GREEN BAY – It is indeed time to run it back.
On Friday, Aaron Jones put pen to paper on a new deal with the Packers that'll keep the Pro Bowl running back in Green Bay for the foreseeable future.
Coming off back-to-back 1,000-yard seasons, Jones has a chance to put a dent in the Packers' record books in the coming years. He needs just 115 rushing yards to surpass Eddie Lacy for 10th in all-time rushing, while another 1,000-yard campaign would catapult Jones all the way into fourth.
What's more, the 26-year-old running back has established himself as one of the league's most preeminent scorers since entering the NFL as a fifth-round pick out of the University of Texas-El Paso.

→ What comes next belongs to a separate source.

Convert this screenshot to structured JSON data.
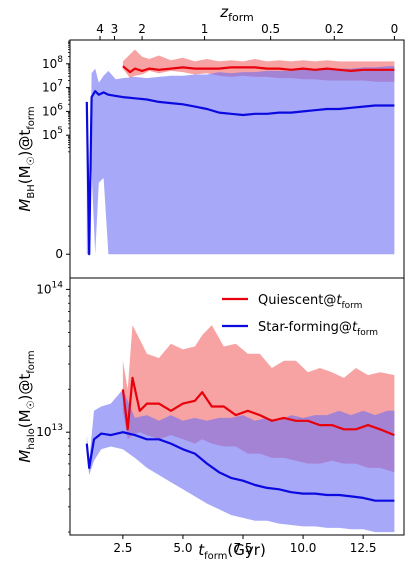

Jones' 37 rushing touchdowns are the fourth-most among NFL running backs since 2017, a mark also tied with Verne Lewellen for No. 4 in Packers history. Jones already owns one single-season franchise record, with 23 total TDs in 2019 (including playoffs).
So what does his return mean for the Packers? For starters, it allows Head Coach Matt LaFleur and offensive coordinator Nathaniel Hackett to develop a long-term plan for how Jones can be further utilized in Green Bay's offense.

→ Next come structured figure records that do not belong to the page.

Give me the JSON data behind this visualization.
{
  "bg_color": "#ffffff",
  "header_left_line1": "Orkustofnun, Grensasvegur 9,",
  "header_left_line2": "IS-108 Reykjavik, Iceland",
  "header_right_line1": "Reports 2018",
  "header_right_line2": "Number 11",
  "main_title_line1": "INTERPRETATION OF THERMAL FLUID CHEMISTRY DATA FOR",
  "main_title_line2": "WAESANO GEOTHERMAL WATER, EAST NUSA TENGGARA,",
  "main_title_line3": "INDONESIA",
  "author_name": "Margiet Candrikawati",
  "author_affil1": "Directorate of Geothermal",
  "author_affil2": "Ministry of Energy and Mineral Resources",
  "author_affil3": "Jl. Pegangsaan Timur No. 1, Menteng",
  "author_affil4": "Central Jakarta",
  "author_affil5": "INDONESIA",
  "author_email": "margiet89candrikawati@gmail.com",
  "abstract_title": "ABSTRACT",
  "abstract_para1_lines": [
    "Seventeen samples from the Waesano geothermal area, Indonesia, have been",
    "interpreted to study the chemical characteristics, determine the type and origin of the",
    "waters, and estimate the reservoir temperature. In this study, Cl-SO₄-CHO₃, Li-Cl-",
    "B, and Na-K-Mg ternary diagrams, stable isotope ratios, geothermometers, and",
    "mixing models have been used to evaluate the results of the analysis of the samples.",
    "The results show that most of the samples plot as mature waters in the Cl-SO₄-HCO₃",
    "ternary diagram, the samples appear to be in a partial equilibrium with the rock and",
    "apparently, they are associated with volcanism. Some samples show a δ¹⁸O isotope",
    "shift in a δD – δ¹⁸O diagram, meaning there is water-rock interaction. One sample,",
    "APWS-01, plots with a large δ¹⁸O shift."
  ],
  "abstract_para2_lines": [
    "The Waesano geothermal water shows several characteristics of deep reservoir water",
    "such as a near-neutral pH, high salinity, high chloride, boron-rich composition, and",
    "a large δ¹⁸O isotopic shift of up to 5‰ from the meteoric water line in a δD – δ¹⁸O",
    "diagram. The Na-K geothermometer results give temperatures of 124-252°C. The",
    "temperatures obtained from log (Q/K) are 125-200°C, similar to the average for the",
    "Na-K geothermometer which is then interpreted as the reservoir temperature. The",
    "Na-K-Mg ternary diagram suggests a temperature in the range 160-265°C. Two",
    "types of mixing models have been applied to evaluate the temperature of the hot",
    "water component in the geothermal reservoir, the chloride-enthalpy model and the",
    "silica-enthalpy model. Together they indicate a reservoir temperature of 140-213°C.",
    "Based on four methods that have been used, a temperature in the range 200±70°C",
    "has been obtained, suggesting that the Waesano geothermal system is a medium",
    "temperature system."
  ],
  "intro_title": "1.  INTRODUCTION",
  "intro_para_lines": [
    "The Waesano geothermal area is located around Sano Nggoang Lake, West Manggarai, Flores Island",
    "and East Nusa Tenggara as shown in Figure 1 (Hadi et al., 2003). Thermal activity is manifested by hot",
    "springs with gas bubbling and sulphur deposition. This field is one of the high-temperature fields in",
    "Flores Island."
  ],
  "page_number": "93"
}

There was optimism when LaFleur was hired in 2019 that his scheme would be a perfect fit for Jones and that quickly proved to be the case. Jones not only amassed 2,188 rushing yards over their two seasons together, but also became a bigger factor in the passing game, as well.
Take a look at photos of Green Bay Packers RB Aaron Jones through the years.
He's the Packers' second-leading pass-catcher since 2019, hauling in 96 receptions for 829 yards and five touchdowns in 30 regular-season games. Comparatively, Jones caught just 71 passes over four seasons at UTEP and 35 through his first two seasons in Green Bay.
One strength of Jones' game that LaFleur has tapped into has been motioning his 5-foot-9, 208-pound running back out of the backfield in two-back formations. The strategy creates a problem for defensive coordinators not wanting to tip their hand as far as coverage, while also freeing up Jones in space.
Over the past four years, Jones has taken it upon himself to develop into an every-down running back during his time with position coach Ben Sirmans. While always touted for his explosiveness, Jones has come a long way as both a receiver and pass-protector.
Yet, the Packers have made sure not to overdo it with Jones' workout load. To date, he's only touched the ball 846 times with four career games in which he carried the ball 20 or more times.
That's partly a product of LaFleur's preference for maintaining a deep reservoir of running backs, which was apparent last year when the Packers tabbed second-round pick AJ Dillon to serve as the understudy to Jones and Jamaal Williams.
At 6-foot, 247 pounds, Dillon's bullish running style was seen as a complementary changeup to Jones' slash-and-dash traits. After missing a month due to a bout with COVID-19, Dillon offered a preview of what a Jones and Dillon backfield could look like in the Packers' Week 16 win over Tennessee.
Green Bay's 234-yard day on the ground came courtesy of Jones busting a game-altering, 59-yard run after halftime and Dillon plowing through the Titans' front on his way to 124 yards and two TDs.
When the situation called for it, Jones still showed he can handle the lion's share of the carries, as well, in rushing for 168 yards and two TDs on 18 carries against Detroit in Week 2 and 145 yards on 20 attempts against Carolina in Week 15.
A direct correlation can be made between Jones' production and wins. Through four years, the Packers are 9-1 during games in which Jones has eclipsed 100 rushing yards and 8-2 when he's scored at least two TDs.
Although Williams is a free agent, Green Bay is in position to return a majority of the skill-position players who contributed 1,549 of its 2,118 rushing yards (73.1%) and 3,913 of its 4,299 passing yards (91.0%) from the league's highest-scoring offense in 2020.
And with his own new deal in place, Jones has all the time and opportunity required to leave a lasting imprint on Green Bay.